Search code examples
pythonregexpython-re

How to loop over regex matches and do replacement, without using a separate replacement function?


I need to replace every pattern like: {foo} by FOO + an increasing number, and also do_something_else(...) for each match. Example :

'hell{o} this {is} a t{est}' => hellO1 this IS2 a tEST3

How to do it without using a replacement function, but just with a loop over matches?
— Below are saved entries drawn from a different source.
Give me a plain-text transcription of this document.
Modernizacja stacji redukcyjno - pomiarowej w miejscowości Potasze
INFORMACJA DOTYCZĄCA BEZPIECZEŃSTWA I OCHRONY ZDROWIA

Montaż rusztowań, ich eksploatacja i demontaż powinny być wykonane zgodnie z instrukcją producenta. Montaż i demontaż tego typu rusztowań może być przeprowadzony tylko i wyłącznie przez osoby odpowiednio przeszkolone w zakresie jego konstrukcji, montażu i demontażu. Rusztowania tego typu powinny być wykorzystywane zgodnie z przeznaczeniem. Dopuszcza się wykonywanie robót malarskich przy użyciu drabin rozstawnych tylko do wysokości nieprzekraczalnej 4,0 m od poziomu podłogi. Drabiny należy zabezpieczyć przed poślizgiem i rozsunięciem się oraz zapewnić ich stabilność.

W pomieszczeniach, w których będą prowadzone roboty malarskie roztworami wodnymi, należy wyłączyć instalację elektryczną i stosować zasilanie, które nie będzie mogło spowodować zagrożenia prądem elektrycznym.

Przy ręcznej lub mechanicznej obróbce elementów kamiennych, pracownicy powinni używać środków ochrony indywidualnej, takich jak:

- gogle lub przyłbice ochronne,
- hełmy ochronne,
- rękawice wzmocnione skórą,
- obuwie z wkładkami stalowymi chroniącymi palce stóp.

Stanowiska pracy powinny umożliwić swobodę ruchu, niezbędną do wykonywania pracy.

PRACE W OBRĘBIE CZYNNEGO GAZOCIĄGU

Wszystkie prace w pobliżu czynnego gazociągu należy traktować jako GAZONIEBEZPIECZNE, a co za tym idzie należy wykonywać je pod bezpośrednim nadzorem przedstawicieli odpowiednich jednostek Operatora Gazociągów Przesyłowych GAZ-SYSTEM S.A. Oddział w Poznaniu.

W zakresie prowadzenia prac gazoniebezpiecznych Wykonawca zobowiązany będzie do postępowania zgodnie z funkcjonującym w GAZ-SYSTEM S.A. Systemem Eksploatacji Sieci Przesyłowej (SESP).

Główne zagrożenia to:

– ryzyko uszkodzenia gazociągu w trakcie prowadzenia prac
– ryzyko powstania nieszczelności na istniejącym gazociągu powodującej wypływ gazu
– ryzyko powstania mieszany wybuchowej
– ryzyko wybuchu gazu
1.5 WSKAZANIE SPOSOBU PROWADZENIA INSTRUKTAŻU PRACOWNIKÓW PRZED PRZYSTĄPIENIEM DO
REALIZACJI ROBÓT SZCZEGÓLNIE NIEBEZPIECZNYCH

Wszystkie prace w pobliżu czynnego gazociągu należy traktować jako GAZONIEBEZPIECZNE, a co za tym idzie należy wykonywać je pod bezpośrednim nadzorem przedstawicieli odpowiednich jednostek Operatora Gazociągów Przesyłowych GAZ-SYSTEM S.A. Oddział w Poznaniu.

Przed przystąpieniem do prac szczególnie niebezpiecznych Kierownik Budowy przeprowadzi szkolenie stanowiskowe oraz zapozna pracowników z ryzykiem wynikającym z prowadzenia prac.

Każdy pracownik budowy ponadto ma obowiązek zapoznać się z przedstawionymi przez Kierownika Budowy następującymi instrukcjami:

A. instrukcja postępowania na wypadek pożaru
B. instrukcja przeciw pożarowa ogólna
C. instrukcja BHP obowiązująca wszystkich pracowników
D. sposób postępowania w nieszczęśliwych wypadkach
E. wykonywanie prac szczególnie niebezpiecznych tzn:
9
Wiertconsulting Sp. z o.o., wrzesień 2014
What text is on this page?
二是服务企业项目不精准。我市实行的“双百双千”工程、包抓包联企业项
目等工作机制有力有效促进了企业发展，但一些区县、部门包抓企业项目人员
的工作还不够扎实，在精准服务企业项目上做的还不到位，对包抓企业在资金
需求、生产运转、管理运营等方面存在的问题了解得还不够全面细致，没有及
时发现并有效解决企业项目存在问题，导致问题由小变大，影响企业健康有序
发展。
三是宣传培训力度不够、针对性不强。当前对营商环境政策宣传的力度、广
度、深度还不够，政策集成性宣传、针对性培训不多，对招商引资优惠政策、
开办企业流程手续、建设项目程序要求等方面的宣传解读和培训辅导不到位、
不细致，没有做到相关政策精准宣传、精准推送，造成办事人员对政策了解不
I'm looking for something like:

import re

def do_something_else(x, y):  # dummy function
    return None, None

def main(s):
    i = 0
    a, b = 0, 0
    for m in re.findall(r"{([^{}]+)}", s):  # loop over matches, can we
        i += 1                              # do the replacement DIRECTLY IN THIS LOOP?
        new = m.upper() + str(i)
        print(new)
        s = s.replace('{' + m + '}', new)    # BAD here because: 1) s.replace is not ok! bug if "m" is here mutliple times   
                                             #                   2) modifying s while looping on f(.., s) is probably not good
        a, b = do_something_else(a, b)
    return s

main('hell{o} this {is} a t{est}')    # hellO1 this IS2 a tEST3

The following code (with a replacement function) works but the use of global variables is a big problem here here because in fact do_something_else() can take a few milliseconds, and this process might be mixed with another concurrent run of main() :

import re

def replace(m):
    global i, a, b
    a, b = do_something_else(a, b)
    i += 1
    return m.group(1).upper() + str(i)

def main(s):
    global i, a, b
    i = 0
    a, b = 0, 0
    return re.sub(r"{([^{}]+)}", replace, s)

main('hell{o} this {is} a t{est}')

Solution

  • Use finditer. Example:

    import re
    s = 'hell{o} this {is} a t{est}'
    counter = 1
    newstring = ''
    start = 0
    for m in re.finditer(r"{([^{}]+)}", s):
        end, newstart = m.span()
        newstring += s[start:end]
        rep = m.group(1).upper() + str(counter)
        newstring += rep
        start = newstart
        counter += 1
    newstring += s[start:]
    print(newstring)  # hellO1 this IS2 a tEST3